Submitted to: Meeting Abstract
Publication Type: Abstract Only
Publication Acceptance Date: 6/15/2007
Publication Date: 9/2/2007
Citation: Fratamico, P.M. 2007. Society for general microbiology m. Meeting Abstract. P.31.

Interpretive Summary:

Technical Abstract: The analysis of food and water for the presence of bacterial, viral, and parasitic pathogens is critical for ensuring public health. The traditional approach for bacterial pathogen detection involves enrichment in a suitable growth medium, followed by plating onto selective agar(s) and confirmation of presumptive bacterial isolates using a number of biochemical and serological tests. However, traditional methods are labor intensive and time consuming. The need for a more rapid assessment of the microbial safety of food and water has led to the development of molecular methods, particularly polymerase chain reaction (PCR)-based assays, for pathogen detection. An important advance is the development of real-time PCR based on the detection and quantitation of a fluorescent reporter in a closed-tube format. Real-time chemistries allow for detection of amplification while the reaction is occurring, thus post-PCR processing for amplicon identification is not required.

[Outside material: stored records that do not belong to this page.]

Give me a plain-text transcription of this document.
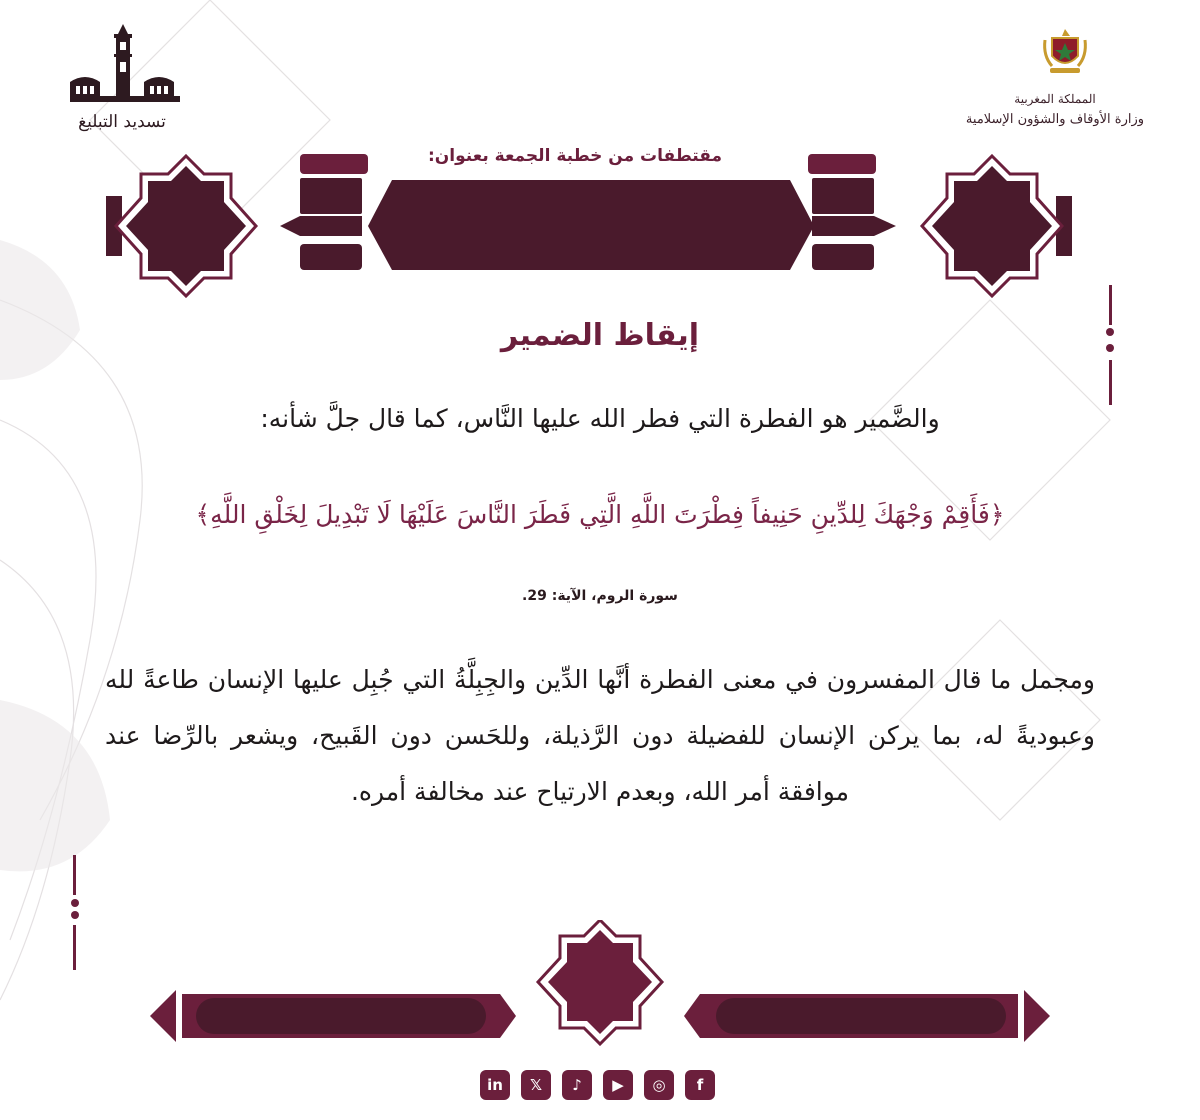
المملكة المغربية
وزارة الأوقاف والشؤون الإسلامية
تسديد التبليغ
مقتطفات من خطبة الجمعة بعنوان:
إيقاظ الضمير
والضَّمير هو الفطرة التي فطر الله عليها النَّاس، كما قال جلَّ شأنه:
﴿فَأَقِمْ وَجْهَكَ لِلدِّينِ حَنِيفاً فِطْرَتَ اللَّهِ الَّتِي فَطَرَ النَّاسَ عَلَيْهَا لَا تَبْدِيلَ لِخَلْقِ اللَّهِ﴾
سورة الروم، الآية: 29.
ومجمل ما قال المفسرون في معنى الفطرة أنَّها الدِّين والجِبِلَّةُ التي جُبِل عليها الإنسان طاعةً لله وعبوديةً له، بما يركن الإنسان للفضيلة دون الرَّذيلة، وللحَسن دون القَبيح، ويشعر بالرِّضا عند موافقة أمر الله، وبعدم الارتياح عند مخالفة أمره.
f
◎
▶
♪
𝕏
in
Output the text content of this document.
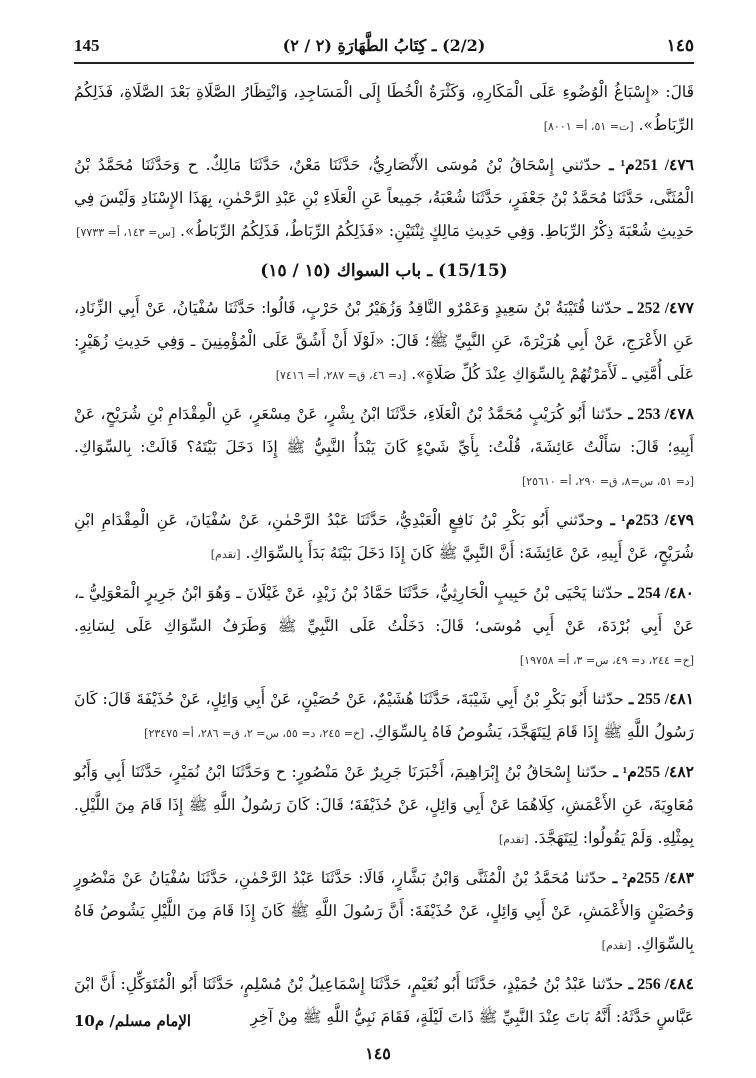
145	(2/2) ـ كِتَابُ الطَّهَارَةِ (٢ / ٢)	١٤٥

قَالَ: «إِسْبَاغُ الْوُضُوءِ عَلَى الْمَكَارِهِ، وَكَثْرَةُ الْخُطَا إِلَى الْمَسَاجِدِ، وَانْتِظَارُ الصَّلَاةِ بَعْدَ الصَّلَاةِ، فَذَلِكُمُ الرِّبَاطُ». [ت= ٥١، أ= ٨٠٠١]

٤٧٦/ 251م¹ ـ حدّثني إِسْحَاقُ بْنُ مُوسَى الأَنْصَارِيُّ، حَدَّثَنَا مَعْنٌ، حَدَّثَنَا مَالِكٌ. ح وَحَدَّثَنَا مُحَمَّدُ بْنُ الْمُثَنَّى، حَدَّثَنَا مُحَمَّدُ بْنُ جَعْفَرٍ، حَدَّثَنَا شُعْبَةُ، جَمِيعاً عَنِ الْعَلَاءِ بْنِ عَبْدِ الرَّحْمٰنِ، بِهَذَا الإِسْنَادِ وَلَيْسَ فِي حَدِيثِ شُعْبَةَ ذِكْرُ الرِّبَاطِ. وَفِي حَدِيثِ مَالِكٍ ثِنْتَيْنِ: «فَذَلِكُمُ الرِّبَاطُ، فَذَلِكُمُ الرِّبَاطُ». [س= ١٤٣، أ= ٧٧٣٣]

(15/15) ـ باب السواك (١٥ / ١٥)

٤٧٧/ 252 ـ حدّثنا قُتَيْبَةُ بْنُ سَعِيدٍ وَعَمْرٌو النَّاقِدُ وَزُهَيْرُ بْنُ حَرْبٍ، قَالُوا: حَدَّثَنَا سُفْيَانُ، عَنْ أَبِي الزِّنَادِ، عَنِ الأَعْرَجِ، عَنْ أَبِي هُرَيْرَةَ، عَنِ النَّبِيِّ ﷺ؛ قَالَ: «لَوْلَا أَنْ أَشُقَّ عَلَى الْمُؤْمِنِينَ ـ وَفِي حَدِيثِ زُهَيْرٍ: عَلَى أُمَّتِي ـ لَأَمَرْتُهُمْ بِالسِّوَاكِ عِنْدَ كُلِّ صَلَاةٍ». [د= ٤٦، ق= ٢٨٧، أ= ٧٤١٦]

٤٧٨/ 253 ـ حدّثنا أَبُو كُرَيْبٍ مُحَمَّدُ بْنُ الْعَلَاءِ، حَدَّثَنَا ابْنُ بِشْرٍ، عَنْ مِسْعَرٍ، عَنِ الْمِقْدَامِ بْنِ شُرَيْحٍ، عَنْ أَبِيهِ؛ قَالَ: سَأَلْتُ عَائِشَةَ، قُلْتُ: بِأَيِّ شَيْءٍ كَانَ يَبْدَأُ النَّبِيُّ ﷺ إِذَا دَخَلَ بَيْتَهُ؟ قَالَتْ: بِالسِّوَاكِ. [د= ٥١، س=٨، ق= ٢٩٠، أ= ٢٥٦١٠]

٤٧٩/ 253م¹ ـ وحدّثني أَبُو بَكْرِ بْنُ نَافِعٍ الْعَبْدِيُّ، حَدَّثَنَا عَبْدُ الرَّحْمٰنِ، عَنْ سُفْيَانَ، عَنِ الْمِقْدَامِ ابْنِ شُرَيْحٍ، عَنْ أَبِيهِ، عَنْ عَائِشَةَ: أَنَّ النَّبِيَّ ﷺ كَانَ إِذَا دَخَلَ بَيْتَهُ بَدَأَ بِالسِّوَاكِ. [تقدم]

٤٨٠/ 254 ـ حدّثنا يَحْيَى بْنُ حَبِيبٍ الْحَارِثِيُّ، حَدَّثَنَا حَمَّادُ بْنُ زَيْدٍ، عَنْ غَيْلَانَ ـ وَهُوَ ابْنُ جَرِيرٍ الْمَعْوَلِيُّ ـ، عَنْ أَبِي بُرْدَةَ، عَنْ أَبِي مُوسَى؛ قَالَ: دَخَلْتُ عَلَى النَّبِيِّ ﷺ وَطَرَفُ السِّوَاكِ عَلَى لِسَانِهِ. [خ= ٢٤٤، د= ٤٩، س= ٣، أ= ١٩٧٥٨]

٤٨١/ 255 ـ حدّثنا أَبُو بَكْرِ بْنُ أَبِي شَيْبَةَ، حَدَّثَنَا هُشَيْمٌ، عَنْ حُصَيْنٍ، عَنْ أَبِي وَائِلٍ، عَنْ حُذَيْفَةَ قَالَ: كَانَ رَسُولُ اللَّهِ ﷺ إِذَا قَامَ لِيَتَهَجَّدَ، يَشُوصُ فَاهُ بِالسِّوَاكِ. [خ= ٢٤٥، د= ٥٥، س= ٢، ق= ٢٨٦، أ= ٢٣٤٧٥]

٤٨٢/ 255م¹ ـ حدّثنا إِسْحَاقُ بْنُ إِبْرَاهِيمَ، أَخْبَرَنَا جَرِيرٌ عَنْ مَنْصُورٍ: ح وَحَدَّثَنَا ابْنُ نُمَيْرٍ، حَدَّثَنَا أَبِي وَأَبُو مُعَاوِيَةَ، عَنِ الأَعْمَشِ، كِلَاهُمَا عَنْ أَبِي وَائِلٍ، عَنْ حُذَيْفَةَ؛ قَالَ: كَانَ رَسُولُ اللَّهِ ﷺ إِذَا قَامَ مِنَ اللَّيْلِ. بِمِثْلِهِ. وَلَمْ يَقُولُوا: لِيَتَهَجَّدَ. [تقدم]

٤٨٣/ 255م² ـ حدّثنا مُحَمَّدُ بْنُ الْمُثَنَّى وَابْنُ بَشَّارٍ، قَالَا: حَدَّثَنَا عَبْدُ الرَّحْمٰنِ، حَدَّثَنَا سُفْيَانُ عَنْ مَنْصُورٍ وَحُصَيْنٍ وَالأَعْمَشِ، عَنْ أَبِي وَائِلٍ، عَنْ حُذَيْفَةَ: أَنَّ رَسُولَ اللَّهِ ﷺ كَانَ إِذَا قَامَ مِنَ اللَّيْلِ يَشُوصُ فَاهُ بِالسِّوَاكِ. [تقدم]

٤٨٤/ 256 ـ حدّثنا عَبْدُ بْنُ حُمَيْدٍ، حَدَّثَنَا أَبُو نُعَيْمٍ، حَدَّثَنَا إِسْمَاعِيلُ بْنُ مُسْلِمٍ، حَدَّثَنَا أَبُو الْمُتَوَكِّلِ: أَنَّ ابْنَ عَبَّاسٍ حَدَّثَهُ: أَنَّهُ بَاتَ عِنْدَ النَّبِيِّ ﷺ ذَاتَ لَيْلَةٍ، فَقَامَ نَبِيُّ اللَّهِ ﷺ مِنْ آخِرِ

الإمام مسلم/ م10
١٤٥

Applications of PCR assays include detection of specific food-borne pathogens in different types of complex matrices, simultaneous detection of more than one pathogen in a single sample, pathogen typing, and species identification. Real-time multiplex PCR assays, involving amplification of two or more target sequences simultaneously in one reaction, have the potential to decrease cost, time, and effort in pathogen detection. Nanotechnology, as it applies to diagnostics, is a rapidly developing molecular analysis technology that is driving the development of nanofluidic lab-on-a-chip systems. Microminiaturization of nucleic acid-based techniques will have a significant impact on food and water testing, potentially enabling the assays to be performed using portable instruments in non-laboratory settings.